The streets may be noisy, demands voiced, and convictions produced in a form neat enough to be believed collectively. Yet, behind the low rumble of the demonstration, there is a layer rarely touched upon, namely the memory of bodies that have long worked in silence. It is there that an old word glows dimly: kuli.
We may rarely utter this word now, but the traces of its mentality have not been fully left behind. “Kuli” and “buruh” remind us that changing labels does not necessarily erase the legacy of the past.
Regarding the kuli, in Max Havelaar, Multatuli wrote in a tone of near despair: “Ik wil gehoord worden!” (I want to be heard!). A simple cry, but one that took a long time to be truly heeded.
That cry, to this day, seems to come from the same space. From the time when work was not a choice, but an obligation imposed from outside the self.
In the 19th century, through the forced planting system, labour was regulated with a precision that left almost no room for negotiation. The land was planted not for one’s own needs, but for distant markets. The results flowed to places unknown to those who worked.
If that system was called efficient by some, it was perhaps because it succeeded in ensuring that those who worked did not need to bother too much thinking about where the fruits of their labour went.
In East Sumatra, that efficiency became more concrete.
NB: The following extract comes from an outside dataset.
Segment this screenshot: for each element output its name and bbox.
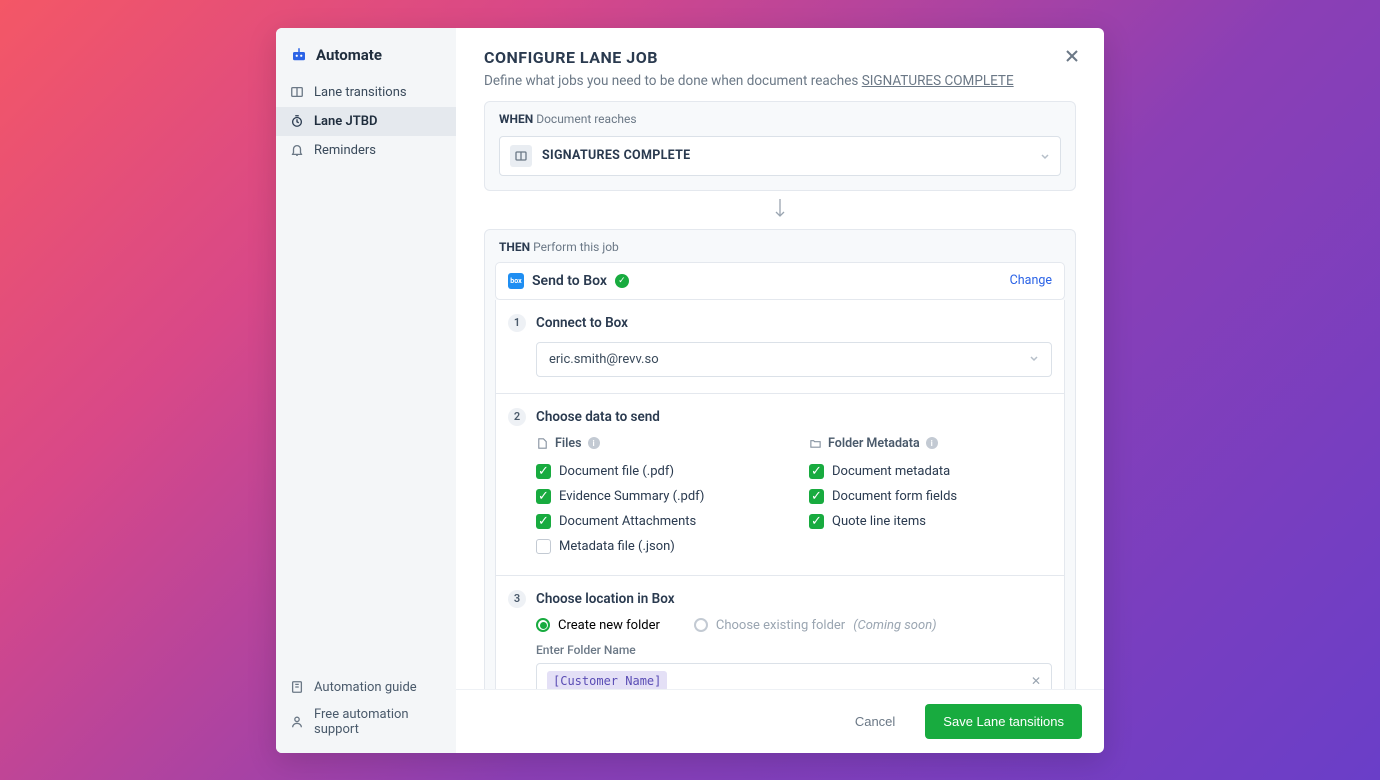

In the Deli plantations, contract coolies lived in a neatly organised system: contracts were signed, rules enforced, and violations handled with mechanisms that were considered normal at the time.
Johannes van den Brand—a bold Dutch advocate known for defending native coolies in East Sumatra in the early 20th century—recorded it in cold sentences. “The kuli is a number, not a human,” he wrote in his famous pamphlet De Millioenen uit Deli (Millions from Deli). A sentence that, with a slight adjustment of terms, might still be found in another form today.